The exponential rise in the amount of public data is making cyber security in companies increasingly complex.
The results of the latest index produced by Cesin, a club of information and digital security experts, provide a rather worrying overview of cyber risk for large businesses. More than one in five security managers (21%) from the association, which mainly represents CAC 40 companies listed on the Paris stock exchange, reported having experienced 15 or more attacks in 2016.
Open data and cyber security: the two approaches are not incompatible
Some 80% said they had recorded at least one cyber-attack in 2016, and 46% felt that the number of attacks had increased compared with 2015. As a result, 84% of them planned to acquire new technical solutions.
There is no doubt that this is vital, for “the task is growing ever more difficult,” stresses Niels Everstijn, Business Unit Manager of Axians Security Netherlands. He adds: “It’s an inevitable and long-term evolution. Information is absolutely everywhere now and each development brings with it a new challenge. In fact, this is only the beginning!”
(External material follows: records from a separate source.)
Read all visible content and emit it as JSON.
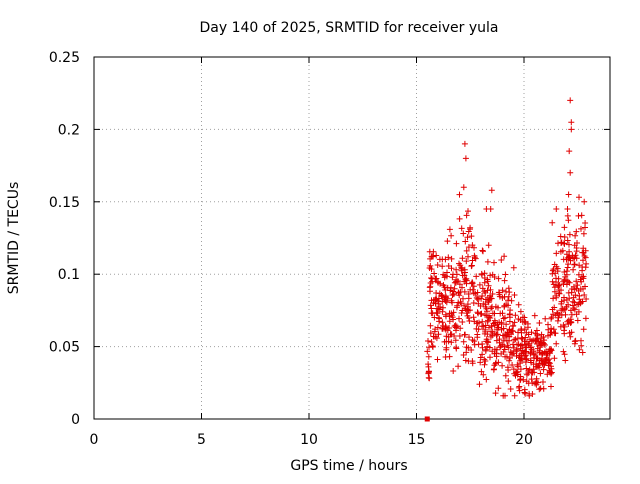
{
  "chart_data": {
    "type": "scatter",
    "title": "Day 140 of 2025, SRMTID for receiver yula",
    "xlabel": "GPS time / hours",
    "ylabel": "SRMTID / TECUs",
    "xlim": [
      0,
      24
    ],
    "ylim": [
      0,
      0.25
    ],
    "xticks": [
      0,
      5,
      10,
      15,
      20
    ],
    "xtick_labels": [
      "0",
      "5",
      "10",
      "15",
      "20"
    ],
    "yticks": [
      0,
      0.05,
      0.1,
      0.15,
      0.2,
      0.25
    ],
    "ytick_labels": [
      "0",
      "0.05",
      "0.1",
      "0.15",
      "0.2",
      "0.25"
    ],
    "grid": true,
    "marker": "plus",
    "marker_color": "#e00000",
    "series": [
      {
        "name": "SRMTID",
        "segments": [
          {
            "x0": 15.5,
            "x1": 15.6,
            "ymin": 0.02,
            "ymax": 0.06,
            "ybase": 0.04
          },
          {
            "x0": 15.6,
            "x1": 16.2,
            "ymin": 0.04,
            "ymax": 0.11,
            "ybase": 0.08
          },
          {
            "x0": 16.2,
            "x1": 17.0,
            "ymin": 0.04,
            "ymax": 0.13,
            "ybase": 0.08
          },
          {
            "x0": 17.0,
            "x1": 17.6,
            "ymin": 0.05,
            "ymax": 0.15,
            "ybase": 0.09
          },
          {
            "x0": 17.6,
            "x1": 18.6,
            "ymin": 0.03,
            "ymax": 0.12,
            "ybase": 0.075
          },
          {
            "x0": 18.6,
            "x1": 19.6,
            "ymin": 0.02,
            "ymax": 0.11,
            "ybase": 0.06
          },
          {
            "x0": 19.6,
            "x1": 20.6,
            "ymin": 0.02,
            "ymax": 0.08,
            "ybase": 0.045
          },
          {
            "x0": 20.6,
            "x1": 21.3,
            "ymin": 0.025,
            "ymax": 0.07,
            "ybase": 0.045
          },
          {
            "x0": 21.3,
            "x1": 21.9,
            "ymin": 0.05,
            "ymax": 0.14,
            "ybase": 0.09
          },
          {
            "x0": 21.9,
            "x1": 22.9,
            "ymin": 0.05,
            "ymax": 0.15,
            "ybase": 0.1
          }
        ],
        "n_points_approx": 900,
        "highlights": [
          {
            "x": 17.25,
            "y": 0.19
          },
          {
            "x": 17.3,
            "y": 0.18
          },
          {
            "x": 17.0,
            "y": 0.155
          },
          {
            "x": 17.2,
            "y": 0.16
          },
          {
            "x": 18.45,
            "y": 0.145
          },
          {
            "x": 18.5,
            "y": 0.158
          },
          {
            "x": 22.15,
            "y": 0.22
          },
          {
            "x": 22.2,
            "y": 0.205
          },
          {
            "x": 22.2,
            "y": 0.2
          },
          {
            "x": 22.1,
            "y": 0.185
          },
          {
            "x": 22.15,
            "y": 0.17
          },
          {
            "x": 22.8,
            "y": 0.15
          },
          {
            "x": 21.5,
            "y": 0.145
          },
          {
            "x": 18.25,
            "y": 0.145
          }
        ],
        "marker_at_zero": {
          "x": 15.5,
          "y": 0.0
        }
      }
    ]
  }
}
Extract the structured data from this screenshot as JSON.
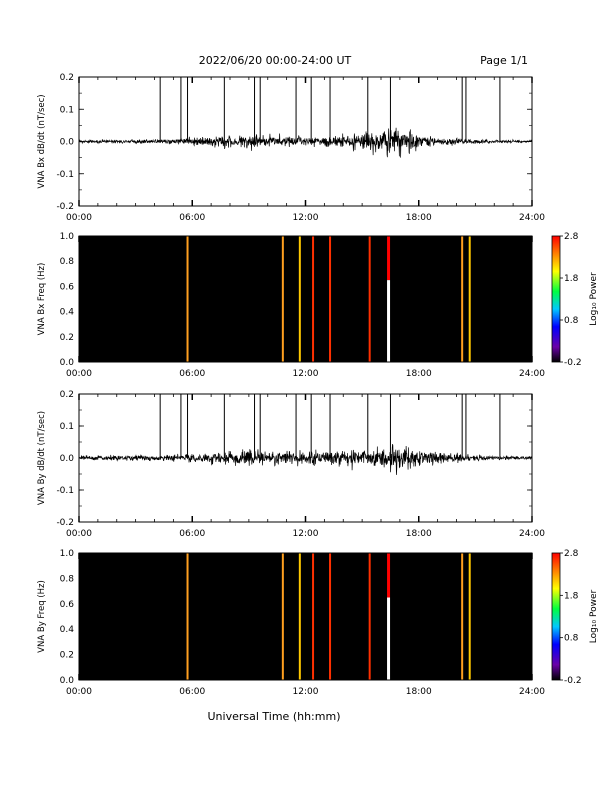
{
  "header": {
    "title": "2022/06/20  00:00-24:00 UT",
    "page": "Page 1/1"
  },
  "footer": {
    "xlabel": "Universal Time (hh:mm)"
  },
  "chart_data": [
    {
      "type": "line",
      "panel": "bx-timeseries",
      "ylabel": "VNA Bx dB/dt (nT/sec)",
      "xlim": [
        0,
        24
      ],
      "ylim": [
        -0.2,
        0.2
      ],
      "xticks": [
        "00:00",
        "06:00",
        "12:00",
        "18:00",
        "24:00"
      ],
      "yticks": [
        "-0.2",
        "-0.1",
        "0.0",
        "0.1",
        "0.2"
      ],
      "spikes_hours": [
        4.3,
        5.4,
        5.75,
        7.7,
        9.3,
        9.6,
        11.5,
        12.3,
        13.3,
        15.3,
        16.5,
        20.3,
        20.5,
        22.3
      ],
      "noise_envelope": {
        "x": [
          0,
          3,
          5,
          6,
          8,
          9,
          10,
          11,
          12,
          13,
          14,
          15,
          16,
          17,
          17.5,
          18,
          19,
          20,
          21,
          22,
          24
        ],
        "amplitude": [
          0.008,
          0.008,
          0.012,
          0.02,
          0.025,
          0.035,
          0.03,
          0.028,
          0.02,
          0.025,
          0.03,
          0.04,
          0.06,
          0.065,
          0.055,
          0.035,
          0.02,
          0.015,
          0.01,
          0.008,
          0.006
        ]
      }
    },
    {
      "type": "heatmap",
      "panel": "bx-spectrogram",
      "ylabel": "VNA Bx Freq (Hz)",
      "xlim": [
        0,
        24
      ],
      "ylim": [
        0,
        1
      ],
      "xticks": [
        "00:00",
        "06:00",
        "12:00",
        "18:00",
        "24:00"
      ],
      "yticks": [
        "0.0",
        "0.2",
        "0.4",
        "0.6",
        "0.8",
        "1.0"
      ],
      "background": "#000000",
      "lines": [
        {
          "x": 5.75,
          "color": "#ff9f1f"
        },
        {
          "x": 10.8,
          "color": "#ff9f1f"
        },
        {
          "x": 11.7,
          "color": "#ffc800"
        },
        {
          "x": 12.4,
          "color": "#ff3000"
        },
        {
          "x": 13.3,
          "color": "#ff3000"
        },
        {
          "x": 15.4,
          "color": "#ff3000"
        },
        {
          "x": 20.3,
          "color": "#ff9f1f"
        },
        {
          "x": 20.7,
          "color": "#ffc800"
        }
      ],
      "split_line": {
        "x": 16.4,
        "top_color": "#ff0000",
        "bottom_color": "#ffffff",
        "split_freq": 0.65
      },
      "colorbar": {
        "label": "Log₁₀ Power",
        "ticks": [
          "2.8",
          "1.8",
          "0.8",
          "-0.2"
        ],
        "range": [
          -0.2,
          2.8
        ]
      }
    },
    {
      "type": "line",
      "panel": "by-timeseries",
      "ylabel": "VNA By dB/dt (nT/sec)",
      "xlim": [
        0,
        24
      ],
      "ylim": [
        -0.2,
        0.2
      ],
      "xticks": [
        "00:00",
        "06:00",
        "12:00",
        "18:00",
        "24:00"
      ],
      "yticks": [
        "-0.2",
        "-0.1",
        "0.0",
        "0.1",
        "0.2"
      ],
      "spikes_hours": [
        4.3,
        5.4,
        5.75,
        7.7,
        9.3,
        9.6,
        11.5,
        12.3,
        13.3,
        15.3,
        16.5,
        20.3,
        20.5,
        22.3
      ],
      "noise_envelope": {
        "x": [
          0,
          3,
          5,
          6,
          8,
          9,
          10,
          11,
          12,
          13,
          14,
          15,
          16,
          17,
          17.5,
          18,
          19,
          20,
          21,
          22,
          24
        ],
        "amplitude": [
          0.01,
          0.012,
          0.018,
          0.02,
          0.03,
          0.04,
          0.04,
          0.035,
          0.03,
          0.035,
          0.04,
          0.045,
          0.055,
          0.06,
          0.06,
          0.04,
          0.03,
          0.02,
          0.015,
          0.01,
          0.008
        ]
      }
    },
    {
      "type": "heatmap",
      "panel": "by-spectrogram",
      "ylabel": "VNA By Freq (Hz)",
      "xlim": [
        0,
        24
      ],
      "ylim": [
        0,
        1
      ],
      "xticks": [
        "00:00",
        "06:00",
        "12:00",
        "18:00",
        "24:00"
      ],
      "yticks": [
        "0.0",
        "0.2",
        "0.4",
        "0.6",
        "0.8",
        "1.0"
      ],
      "background": "#000000",
      "lines": [
        {
          "x": 5.75,
          "color": "#ff9f1f"
        },
        {
          "x": 10.8,
          "color": "#ff9f1f"
        },
        {
          "x": 11.7,
          "color": "#ffc800"
        },
        {
          "x": 12.4,
          "color": "#ff3000"
        },
        {
          "x": 13.3,
          "color": "#ff3000"
        },
        {
          "x": 15.4,
          "color": "#ff3000"
        },
        {
          "x": 20.3,
          "color": "#ff9f1f"
        },
        {
          "x": 20.7,
          "color": "#ffc800"
        }
      ],
      "split_line": {
        "x": 16.4,
        "top_color": "#ff0000",
        "bottom_color": "#ffffff",
        "split_freq": 0.65
      },
      "colorbar": {
        "label": "Log₁₀ Power",
        "ticks": [
          "2.8",
          "1.8",
          "0.8",
          "-0.2"
        ],
        "range": [
          -0.2,
          2.8
        ]
      }
    }
  ]
}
“Open Source material must also be protected”
Seen from this perspective, does the growth of open data pose a specific risk? Does it make information protection in businesses more complex? Contrary to widespread belief, open data is not limited to start-ups and young companies. In the UK, for example, the Open Data Institute (ODI) reports that around two in five open data companies were set up more than 10 years ago and that around one in ten companies have more than 250 employees. The responsibility of using Open Source lies with the user themself, therefore the decision on whether the architecture’s Open Source code is “secure” enough remains the user’s responsibility.
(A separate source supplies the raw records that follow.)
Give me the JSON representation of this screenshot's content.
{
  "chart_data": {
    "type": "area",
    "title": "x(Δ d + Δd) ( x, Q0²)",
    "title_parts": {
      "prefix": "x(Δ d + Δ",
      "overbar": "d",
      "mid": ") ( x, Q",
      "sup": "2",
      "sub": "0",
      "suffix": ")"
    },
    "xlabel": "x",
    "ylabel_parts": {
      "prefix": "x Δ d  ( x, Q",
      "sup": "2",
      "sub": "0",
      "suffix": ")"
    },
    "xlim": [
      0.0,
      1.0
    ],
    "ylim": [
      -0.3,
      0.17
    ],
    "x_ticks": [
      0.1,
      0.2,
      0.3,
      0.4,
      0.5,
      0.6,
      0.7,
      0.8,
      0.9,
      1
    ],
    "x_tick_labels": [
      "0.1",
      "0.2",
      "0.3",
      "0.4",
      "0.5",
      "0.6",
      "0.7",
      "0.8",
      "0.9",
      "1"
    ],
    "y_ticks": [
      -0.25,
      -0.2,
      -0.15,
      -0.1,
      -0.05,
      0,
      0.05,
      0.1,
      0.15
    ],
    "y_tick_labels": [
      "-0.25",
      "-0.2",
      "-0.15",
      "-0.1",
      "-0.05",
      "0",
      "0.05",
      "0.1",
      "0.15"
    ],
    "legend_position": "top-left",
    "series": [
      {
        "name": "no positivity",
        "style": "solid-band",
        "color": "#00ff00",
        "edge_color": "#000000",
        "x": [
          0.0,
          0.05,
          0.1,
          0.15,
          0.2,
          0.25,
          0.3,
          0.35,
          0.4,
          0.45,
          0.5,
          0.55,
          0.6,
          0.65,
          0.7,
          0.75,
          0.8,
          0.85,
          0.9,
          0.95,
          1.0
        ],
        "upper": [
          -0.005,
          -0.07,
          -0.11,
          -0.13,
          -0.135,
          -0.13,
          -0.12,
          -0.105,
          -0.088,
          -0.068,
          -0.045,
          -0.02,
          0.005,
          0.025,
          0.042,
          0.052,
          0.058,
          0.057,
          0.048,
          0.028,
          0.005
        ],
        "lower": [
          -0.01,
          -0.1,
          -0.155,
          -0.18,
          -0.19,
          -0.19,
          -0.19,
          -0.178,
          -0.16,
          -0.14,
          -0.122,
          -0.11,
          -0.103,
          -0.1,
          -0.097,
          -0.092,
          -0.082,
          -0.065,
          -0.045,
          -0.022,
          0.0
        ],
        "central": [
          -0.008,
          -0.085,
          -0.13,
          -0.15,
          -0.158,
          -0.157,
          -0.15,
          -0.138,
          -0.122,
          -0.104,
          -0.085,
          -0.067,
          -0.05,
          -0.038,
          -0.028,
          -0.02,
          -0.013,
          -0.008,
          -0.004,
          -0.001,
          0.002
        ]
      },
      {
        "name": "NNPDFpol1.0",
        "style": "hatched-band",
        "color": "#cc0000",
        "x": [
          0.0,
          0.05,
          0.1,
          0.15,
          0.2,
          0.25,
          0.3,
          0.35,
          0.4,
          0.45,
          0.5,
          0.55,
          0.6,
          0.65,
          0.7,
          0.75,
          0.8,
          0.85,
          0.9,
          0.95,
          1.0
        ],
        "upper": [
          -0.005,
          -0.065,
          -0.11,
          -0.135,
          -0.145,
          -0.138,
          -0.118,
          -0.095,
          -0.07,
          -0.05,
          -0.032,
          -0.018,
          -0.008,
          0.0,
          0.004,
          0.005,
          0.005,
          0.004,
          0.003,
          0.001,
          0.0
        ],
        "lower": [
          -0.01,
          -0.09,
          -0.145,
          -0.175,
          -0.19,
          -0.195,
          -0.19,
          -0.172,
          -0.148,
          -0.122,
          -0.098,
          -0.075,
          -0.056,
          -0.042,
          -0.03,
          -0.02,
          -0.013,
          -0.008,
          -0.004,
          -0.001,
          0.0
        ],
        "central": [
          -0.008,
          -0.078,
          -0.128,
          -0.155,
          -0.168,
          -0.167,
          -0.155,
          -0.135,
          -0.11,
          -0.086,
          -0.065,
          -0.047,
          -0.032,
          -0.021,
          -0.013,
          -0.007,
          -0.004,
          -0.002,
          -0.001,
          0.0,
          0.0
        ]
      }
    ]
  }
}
“The open data principle is distinctive in that businesses haven’t developed open source-related material with security requirements in mind. Having said that, I don’t think that open data and cyber security are incompatible as approaches. People just need to be aware that open source material also needs to be protected to the extent possible,” explains Niels Everstijn.
“An opportunity to be seized”
The latest ODI report confirms that a parallel development is under way. Although companies are experiencing more and more attacks (there was an eightfold rise in ransom demands in 2016), they are also increasingly turning to open data, which in some respects is the best way of pulling the rug out from under the hackers.
According to Jeni Tennison, ODI’s CEO, companies do not throw themselves into open data “for the sake of openness alone”. “They see it as a way to fill gaps, reduce risks, and seize opportunities.”
Axians, which created a structure enabling security managers to adopt various levels of prevention and response based on the nature of the evolving threat, is taking steps to adapt accordingly. “It’s now easier to make cyber security a core element of company policy,” confirms Niels Everstijn.